History of the Peloponnesian War
Thucydides
Thucydides. The English works of Thomas Hobbes of Malmesbury. Hobbes, Thomas. translator. London: John Bohn, 1843.
It is reported that Apollo by his oracle did assign this place for an habitation to Alcmaeon the son of Amphiareus, at such time as he wandered up and down for the killing of his mother, telling him that he should never be free from the terrors that haunted him till he had found out and seated himself in such a land as when he slew his mother, the sun had never seen nor was then land because all other lands were polluted by him. Hereupon being at a nonplus, as they say, with much ado he observed this ground congested by the river Achelöus and thought there was enough cast up to serve his turn already since the time of the slaughter of his mother, after which it was now a long time that he had been a wanderer.
Therefore, seating himself in the places about the Oeniades, he reigned there and named the country after the name of his son Acarnas.

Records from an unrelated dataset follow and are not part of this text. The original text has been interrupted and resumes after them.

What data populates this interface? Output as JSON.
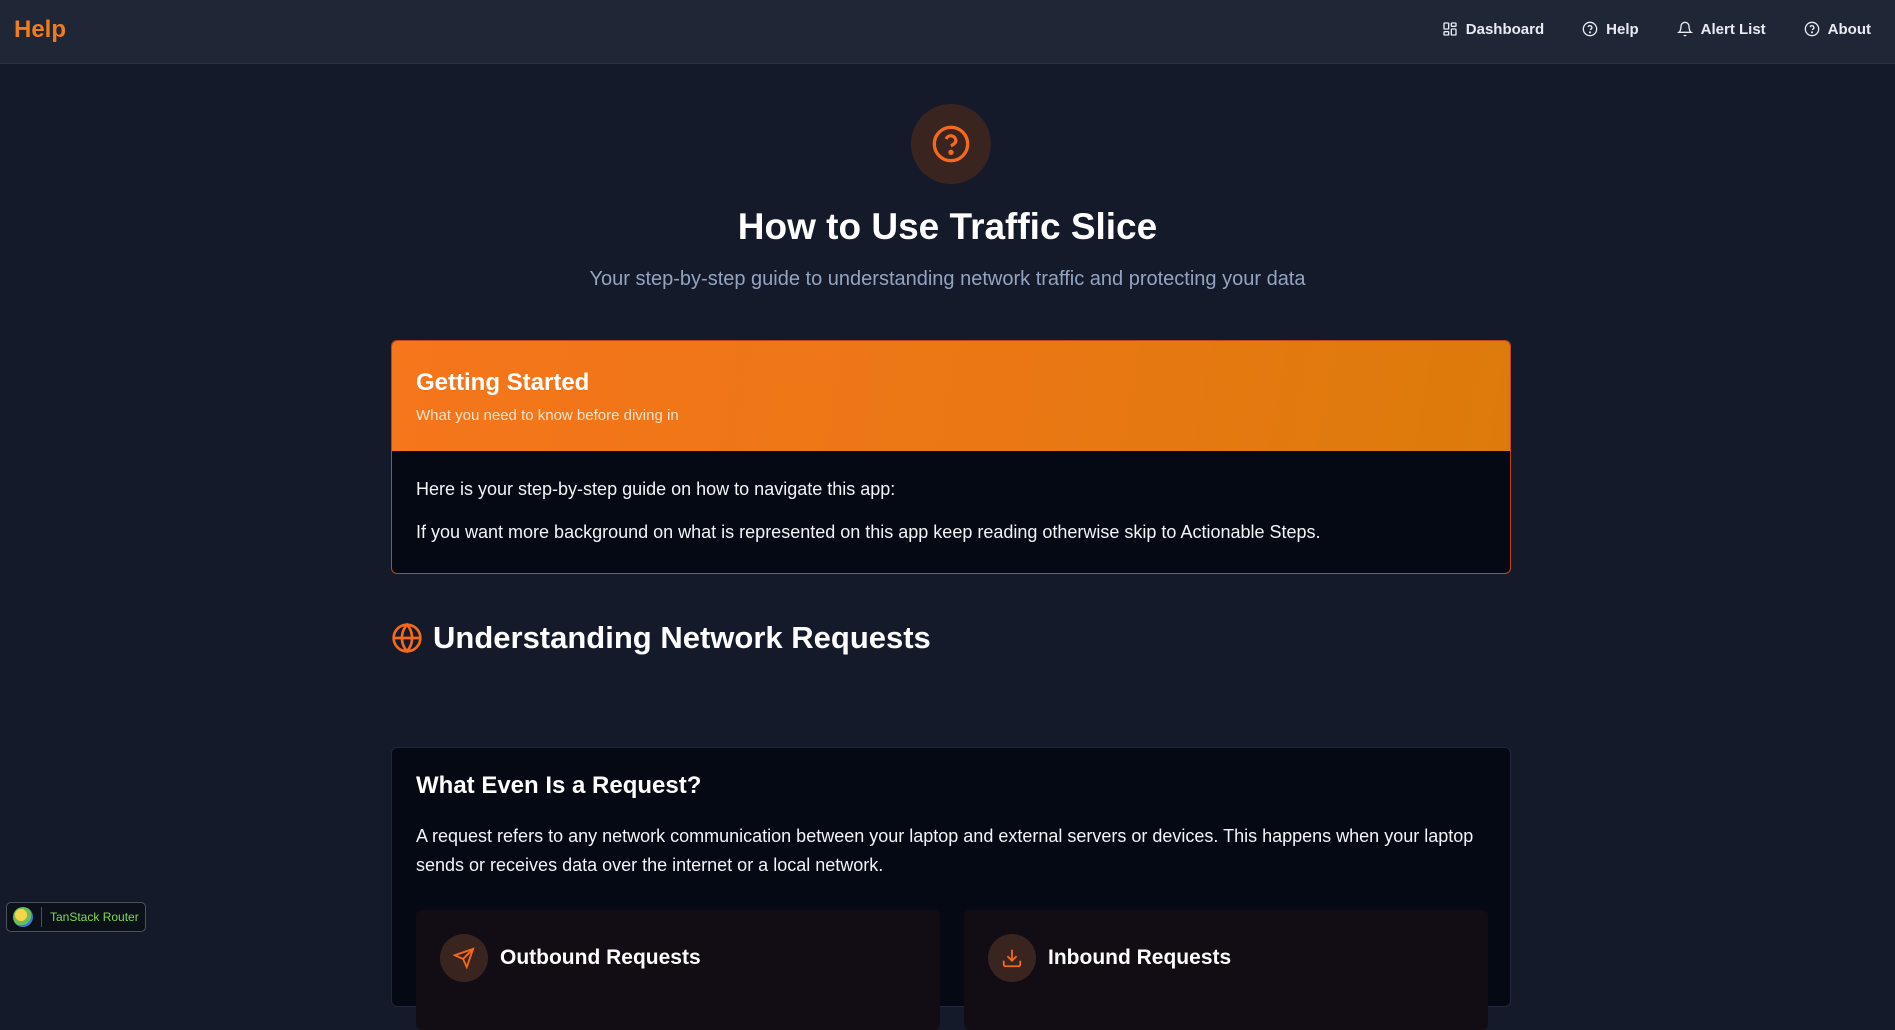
{
  "header": {
    "brand": "Help",
    "nav": [
      {
        "label": "Dashboard",
        "icon": "dashboard-grid-icon"
      },
      {
        "label": "Help",
        "icon": "help-circle-icon"
      },
      {
        "label": "Alert List",
        "icon": "bell-icon"
      },
      {
        "label": "About",
        "icon": "help-circle-icon"
      }
    ]
  },
  "hero": {
    "icon": "help-circle-icon",
    "title": "How to Use Traffic Slice",
    "subtitle": "Your step-by-step guide to understanding network traffic and protecting your data"
  },
  "getting_started": {
    "title": "Getting Started",
    "subtitle": "What you need to know before diving in",
    "paragraphs": [
      "Here is your step-by-step guide on how to navigate this app:",
      "If you want more background on what is represented on this app keep reading otherwise skip to Actionable Steps."
    ]
  },
  "network_section": {
    "icon": "globe-icon",
    "title": "Understanding Network Requests",
    "request_card": {
      "title": "What Even Is a Request?",
      "description": "A request refers to any network communication between your laptop and external servers or devices. This happens when your laptop sends or receives data over the internet or a local network.",
      "types": [
        {
          "title": "Outbound Requests",
          "icon": "send-icon"
        },
        {
          "title": "Inbound Requests",
          "icon": "download-icon"
        }
      ]
    }
  },
  "devtools": {
    "label": "TanStack Router"
  },
  "colors": {
    "accent": "#f07c1b",
    "background": "#141a2a",
    "header": "#1f2737",
    "card": "#050913"
  }
}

Thus goes the report, as we have heard it concerning Alcmaeon.
But Phormio and the Athenians, leaving Acarnania and returning to Naupactus, in the very beginning of the spring came back to Athens and brought with them such galleys as they had taken and the freemen they had taken prisoners in their fights at sea, who were again set at liberty by exchange of man for man.
So ended that winter, and the third year of the war written by Thucydides.
The summer following, the Peloponnesians and their confederates, at the time when corn was at the highest, entered with their army into Attica under the conduct of Archidamus, the son of Zeuxidamus, king of the Lacedaemonians, and there set them down and wasted the territory about.